Il s'approcha de son fils, se baissa à son niveau et posa affectueusement sa main sur sa tête, mais Quincy resta de marbre. Will demanda à ses agents de conduire son fils chez lui. La chambre dans laquelle on l'installa était simple ; il y avait un sommier en bois, le matelas tenait en équilibre contre un mur, il y avait un petit bureau plein de poussière, mais surtout, en entrant, on voyait directement une très grande bibliothèque, si grande qu'on aurait même pas pu dire si le mur de derrière était autant bleu vif que les trois autres. Il y avait aussi deux imposantes fenêtres arrondies, qui, de l'extérieur, donnaient l'impression que la pièce avait des yeux et que ceux-ci étaient reflets de son âme vide.

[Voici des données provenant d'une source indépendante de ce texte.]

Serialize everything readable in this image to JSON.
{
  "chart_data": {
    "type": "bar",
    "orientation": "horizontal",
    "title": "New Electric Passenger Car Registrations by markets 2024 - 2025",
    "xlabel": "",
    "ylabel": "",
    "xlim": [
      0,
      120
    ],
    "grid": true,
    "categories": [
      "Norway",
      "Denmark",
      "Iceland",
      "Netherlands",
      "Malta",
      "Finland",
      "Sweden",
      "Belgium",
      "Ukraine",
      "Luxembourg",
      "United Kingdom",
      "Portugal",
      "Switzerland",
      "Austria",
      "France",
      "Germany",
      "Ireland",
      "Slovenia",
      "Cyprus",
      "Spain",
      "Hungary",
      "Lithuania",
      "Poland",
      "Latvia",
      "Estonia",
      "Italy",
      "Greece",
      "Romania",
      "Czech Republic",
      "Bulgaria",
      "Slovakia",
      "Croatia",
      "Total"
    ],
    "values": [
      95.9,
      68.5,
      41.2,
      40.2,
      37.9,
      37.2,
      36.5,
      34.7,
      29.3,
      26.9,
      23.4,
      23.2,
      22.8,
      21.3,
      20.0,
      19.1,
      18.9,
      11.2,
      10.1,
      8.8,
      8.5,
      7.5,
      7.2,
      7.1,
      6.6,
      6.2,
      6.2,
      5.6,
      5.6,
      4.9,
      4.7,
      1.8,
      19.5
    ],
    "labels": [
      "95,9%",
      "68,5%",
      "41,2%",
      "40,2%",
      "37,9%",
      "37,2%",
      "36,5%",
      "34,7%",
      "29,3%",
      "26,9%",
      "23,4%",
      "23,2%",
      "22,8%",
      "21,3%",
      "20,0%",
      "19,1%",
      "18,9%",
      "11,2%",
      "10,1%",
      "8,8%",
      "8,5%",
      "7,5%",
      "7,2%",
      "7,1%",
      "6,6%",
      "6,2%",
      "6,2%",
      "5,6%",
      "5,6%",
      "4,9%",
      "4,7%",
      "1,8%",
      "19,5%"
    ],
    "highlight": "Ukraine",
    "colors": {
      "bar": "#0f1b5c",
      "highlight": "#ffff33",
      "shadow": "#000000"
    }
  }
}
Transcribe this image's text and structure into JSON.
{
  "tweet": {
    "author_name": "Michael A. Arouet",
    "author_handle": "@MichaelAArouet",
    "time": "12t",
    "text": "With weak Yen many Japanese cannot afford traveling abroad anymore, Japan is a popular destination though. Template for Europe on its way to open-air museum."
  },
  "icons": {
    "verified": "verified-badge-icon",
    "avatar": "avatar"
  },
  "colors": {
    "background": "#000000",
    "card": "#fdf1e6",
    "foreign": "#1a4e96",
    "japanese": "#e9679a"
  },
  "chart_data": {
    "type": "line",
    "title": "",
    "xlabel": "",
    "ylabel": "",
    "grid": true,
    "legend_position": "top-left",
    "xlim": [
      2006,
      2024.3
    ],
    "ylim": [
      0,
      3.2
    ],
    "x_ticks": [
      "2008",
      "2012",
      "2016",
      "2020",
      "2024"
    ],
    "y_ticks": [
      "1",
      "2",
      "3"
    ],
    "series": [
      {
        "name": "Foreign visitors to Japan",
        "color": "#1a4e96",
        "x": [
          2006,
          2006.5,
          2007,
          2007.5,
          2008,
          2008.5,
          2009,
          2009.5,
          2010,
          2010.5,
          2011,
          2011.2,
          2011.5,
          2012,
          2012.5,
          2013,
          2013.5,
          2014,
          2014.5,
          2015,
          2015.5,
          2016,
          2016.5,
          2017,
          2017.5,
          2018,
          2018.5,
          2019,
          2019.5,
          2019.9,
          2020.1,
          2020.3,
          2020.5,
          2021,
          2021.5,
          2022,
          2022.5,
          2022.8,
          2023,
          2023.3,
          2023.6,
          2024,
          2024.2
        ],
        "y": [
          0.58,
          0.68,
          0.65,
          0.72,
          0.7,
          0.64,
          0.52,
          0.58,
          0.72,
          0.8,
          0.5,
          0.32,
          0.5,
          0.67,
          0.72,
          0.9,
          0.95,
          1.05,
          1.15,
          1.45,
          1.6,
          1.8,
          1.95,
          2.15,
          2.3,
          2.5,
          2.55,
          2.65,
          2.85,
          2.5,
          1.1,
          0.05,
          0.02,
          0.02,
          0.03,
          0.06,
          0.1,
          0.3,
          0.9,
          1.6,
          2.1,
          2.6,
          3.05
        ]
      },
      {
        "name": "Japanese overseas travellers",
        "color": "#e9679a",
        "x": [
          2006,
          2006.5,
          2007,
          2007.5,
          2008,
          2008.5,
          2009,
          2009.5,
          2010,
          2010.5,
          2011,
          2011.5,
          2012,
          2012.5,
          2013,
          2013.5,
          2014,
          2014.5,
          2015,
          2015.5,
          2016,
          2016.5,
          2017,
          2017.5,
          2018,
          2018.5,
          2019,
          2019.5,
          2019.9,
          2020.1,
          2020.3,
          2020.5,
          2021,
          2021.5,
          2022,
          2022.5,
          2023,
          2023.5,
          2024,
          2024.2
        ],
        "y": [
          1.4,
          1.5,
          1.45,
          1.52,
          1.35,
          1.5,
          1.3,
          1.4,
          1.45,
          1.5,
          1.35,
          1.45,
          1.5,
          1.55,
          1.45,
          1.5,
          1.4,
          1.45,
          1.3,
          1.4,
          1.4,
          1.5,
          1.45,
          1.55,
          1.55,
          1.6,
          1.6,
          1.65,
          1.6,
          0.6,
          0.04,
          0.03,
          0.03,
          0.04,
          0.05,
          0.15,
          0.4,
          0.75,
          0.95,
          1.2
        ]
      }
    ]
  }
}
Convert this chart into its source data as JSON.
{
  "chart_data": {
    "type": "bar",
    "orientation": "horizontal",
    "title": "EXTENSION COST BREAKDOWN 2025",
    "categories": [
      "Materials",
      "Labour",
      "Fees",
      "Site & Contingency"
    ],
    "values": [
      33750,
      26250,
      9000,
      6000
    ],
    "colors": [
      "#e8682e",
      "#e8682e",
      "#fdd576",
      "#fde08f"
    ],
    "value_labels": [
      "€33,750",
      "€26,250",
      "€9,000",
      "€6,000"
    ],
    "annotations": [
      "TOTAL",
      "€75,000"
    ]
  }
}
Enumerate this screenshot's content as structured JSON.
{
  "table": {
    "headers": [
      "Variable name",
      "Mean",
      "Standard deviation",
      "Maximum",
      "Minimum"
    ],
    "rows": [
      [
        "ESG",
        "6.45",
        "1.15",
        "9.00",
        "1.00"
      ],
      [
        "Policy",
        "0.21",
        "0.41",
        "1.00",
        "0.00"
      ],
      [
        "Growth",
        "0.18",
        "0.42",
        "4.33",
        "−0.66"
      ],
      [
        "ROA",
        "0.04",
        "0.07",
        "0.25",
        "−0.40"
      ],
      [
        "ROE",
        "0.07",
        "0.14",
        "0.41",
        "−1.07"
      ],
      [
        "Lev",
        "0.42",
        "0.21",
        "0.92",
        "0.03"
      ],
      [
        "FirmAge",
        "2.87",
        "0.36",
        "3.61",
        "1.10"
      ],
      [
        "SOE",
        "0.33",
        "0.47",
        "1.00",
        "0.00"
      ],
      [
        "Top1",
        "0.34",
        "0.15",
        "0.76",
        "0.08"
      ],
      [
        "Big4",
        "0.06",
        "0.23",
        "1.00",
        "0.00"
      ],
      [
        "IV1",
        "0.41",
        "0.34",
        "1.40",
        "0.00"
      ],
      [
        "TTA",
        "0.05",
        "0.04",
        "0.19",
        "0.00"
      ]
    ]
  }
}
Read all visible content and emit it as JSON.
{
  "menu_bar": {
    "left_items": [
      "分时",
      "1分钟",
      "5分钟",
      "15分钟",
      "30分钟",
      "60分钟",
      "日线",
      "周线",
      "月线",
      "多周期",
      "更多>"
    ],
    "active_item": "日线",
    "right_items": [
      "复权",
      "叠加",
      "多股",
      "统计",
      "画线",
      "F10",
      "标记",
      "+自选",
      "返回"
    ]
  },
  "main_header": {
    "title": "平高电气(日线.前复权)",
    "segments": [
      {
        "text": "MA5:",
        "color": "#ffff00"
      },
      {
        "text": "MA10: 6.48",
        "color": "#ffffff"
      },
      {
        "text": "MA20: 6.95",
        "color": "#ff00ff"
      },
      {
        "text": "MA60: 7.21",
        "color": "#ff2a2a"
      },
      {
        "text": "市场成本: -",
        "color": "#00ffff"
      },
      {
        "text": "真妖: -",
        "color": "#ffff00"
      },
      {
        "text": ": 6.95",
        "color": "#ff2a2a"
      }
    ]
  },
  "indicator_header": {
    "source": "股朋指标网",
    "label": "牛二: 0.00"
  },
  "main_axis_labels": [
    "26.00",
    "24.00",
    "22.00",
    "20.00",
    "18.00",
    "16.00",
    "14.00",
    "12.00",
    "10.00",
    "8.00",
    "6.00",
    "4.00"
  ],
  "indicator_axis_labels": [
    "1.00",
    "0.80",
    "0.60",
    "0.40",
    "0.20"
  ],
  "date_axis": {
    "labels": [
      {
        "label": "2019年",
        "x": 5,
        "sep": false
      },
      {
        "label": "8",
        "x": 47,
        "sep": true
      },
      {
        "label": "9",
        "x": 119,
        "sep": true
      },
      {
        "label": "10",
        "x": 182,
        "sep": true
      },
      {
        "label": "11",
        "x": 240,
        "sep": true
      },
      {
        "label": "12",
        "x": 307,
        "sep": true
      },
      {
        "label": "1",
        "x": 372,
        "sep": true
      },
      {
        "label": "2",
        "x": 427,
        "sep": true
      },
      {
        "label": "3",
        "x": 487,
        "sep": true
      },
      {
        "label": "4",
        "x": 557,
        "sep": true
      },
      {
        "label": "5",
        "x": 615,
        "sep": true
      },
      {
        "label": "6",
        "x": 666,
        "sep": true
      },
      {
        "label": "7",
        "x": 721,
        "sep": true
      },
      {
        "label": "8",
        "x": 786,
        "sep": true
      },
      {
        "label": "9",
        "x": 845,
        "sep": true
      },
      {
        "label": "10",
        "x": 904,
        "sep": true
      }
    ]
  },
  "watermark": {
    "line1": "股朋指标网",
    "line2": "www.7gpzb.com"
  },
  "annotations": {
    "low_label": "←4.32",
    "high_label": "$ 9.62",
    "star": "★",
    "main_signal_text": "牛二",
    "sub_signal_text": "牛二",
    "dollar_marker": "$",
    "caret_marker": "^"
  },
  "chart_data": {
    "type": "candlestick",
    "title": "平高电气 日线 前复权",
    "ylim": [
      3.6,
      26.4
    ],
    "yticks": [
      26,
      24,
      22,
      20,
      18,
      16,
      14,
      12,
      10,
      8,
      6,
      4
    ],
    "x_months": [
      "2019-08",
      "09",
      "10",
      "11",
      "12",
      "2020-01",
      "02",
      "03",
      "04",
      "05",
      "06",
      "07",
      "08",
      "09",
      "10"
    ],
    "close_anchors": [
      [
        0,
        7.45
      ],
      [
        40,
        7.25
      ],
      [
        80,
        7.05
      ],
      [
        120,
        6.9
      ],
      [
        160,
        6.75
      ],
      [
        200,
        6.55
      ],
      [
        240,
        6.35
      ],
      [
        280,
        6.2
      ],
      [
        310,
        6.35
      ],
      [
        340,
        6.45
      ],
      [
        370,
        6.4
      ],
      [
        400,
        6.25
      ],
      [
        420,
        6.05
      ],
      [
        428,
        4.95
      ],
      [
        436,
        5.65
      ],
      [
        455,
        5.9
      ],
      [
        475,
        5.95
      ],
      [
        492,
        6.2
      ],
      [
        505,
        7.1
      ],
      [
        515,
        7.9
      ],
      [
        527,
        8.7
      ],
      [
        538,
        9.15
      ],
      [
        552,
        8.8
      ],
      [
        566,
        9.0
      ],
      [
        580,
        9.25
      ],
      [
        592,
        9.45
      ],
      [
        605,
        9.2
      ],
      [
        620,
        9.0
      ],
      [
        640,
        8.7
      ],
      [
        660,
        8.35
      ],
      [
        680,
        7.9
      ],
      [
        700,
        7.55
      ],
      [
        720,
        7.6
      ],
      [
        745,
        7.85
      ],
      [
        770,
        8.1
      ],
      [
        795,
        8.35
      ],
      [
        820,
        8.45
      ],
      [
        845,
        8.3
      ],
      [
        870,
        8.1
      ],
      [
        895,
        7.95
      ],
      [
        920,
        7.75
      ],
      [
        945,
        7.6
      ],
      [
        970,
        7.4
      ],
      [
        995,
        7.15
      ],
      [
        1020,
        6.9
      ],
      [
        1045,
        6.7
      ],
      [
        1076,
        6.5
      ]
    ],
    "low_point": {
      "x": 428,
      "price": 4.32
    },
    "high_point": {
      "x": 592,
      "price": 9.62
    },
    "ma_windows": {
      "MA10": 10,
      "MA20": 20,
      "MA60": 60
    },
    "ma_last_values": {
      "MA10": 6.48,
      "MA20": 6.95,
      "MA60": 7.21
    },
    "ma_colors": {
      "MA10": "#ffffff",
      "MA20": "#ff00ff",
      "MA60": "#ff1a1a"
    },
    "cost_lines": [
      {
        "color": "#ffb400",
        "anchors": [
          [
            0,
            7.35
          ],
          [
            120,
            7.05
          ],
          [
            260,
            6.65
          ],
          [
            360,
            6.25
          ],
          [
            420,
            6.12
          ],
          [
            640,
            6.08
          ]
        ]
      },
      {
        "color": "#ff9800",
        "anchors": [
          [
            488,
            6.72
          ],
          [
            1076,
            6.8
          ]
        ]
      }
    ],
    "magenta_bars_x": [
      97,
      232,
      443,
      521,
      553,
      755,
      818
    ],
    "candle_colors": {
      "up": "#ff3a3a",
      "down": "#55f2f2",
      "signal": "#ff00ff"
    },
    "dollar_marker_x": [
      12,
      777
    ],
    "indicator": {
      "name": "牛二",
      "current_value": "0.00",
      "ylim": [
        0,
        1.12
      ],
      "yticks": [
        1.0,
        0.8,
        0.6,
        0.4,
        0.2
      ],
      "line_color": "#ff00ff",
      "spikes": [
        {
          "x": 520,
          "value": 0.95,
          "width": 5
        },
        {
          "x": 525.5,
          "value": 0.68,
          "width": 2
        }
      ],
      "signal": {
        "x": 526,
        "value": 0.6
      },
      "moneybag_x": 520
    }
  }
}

La demeure, elle, était simple et baignée de silence, elle semblait paisible, mais il flottait pourtant dans l'air un parfum d'amertume. Le père de Quincy était particulièrement jeune, au moment où il rencontra son fils pour la première fois, il avait 27 ans. Il avait belle allure, il était grand, ses cheveux blonds étaient légèrement longs et dégradés et ses yeux marrons étaient rayonnants. Bien que personne ne puisse nier son charme, ce que l'on retenait surtout de lui était sa très grande intelligence. À ses 11 ans, le jeune homme était déjà considéré comme un enfant prodige. Il avait en effet contribué à faire sortir l'humanité de sa période obscure en réexpliquant des phénomènes complexes longtemps occultés puis oubliés. Will Miles avait également joué un rôle important dans l'évolution des mentalités envers les Lunatics et fut le premier à poser une théorie scientifique sur La Nuit des quinze mille Lunes et à étudier le fonctionnement des catalyseurs. Cependant, tout cela, Quincy ne le savait pas encore.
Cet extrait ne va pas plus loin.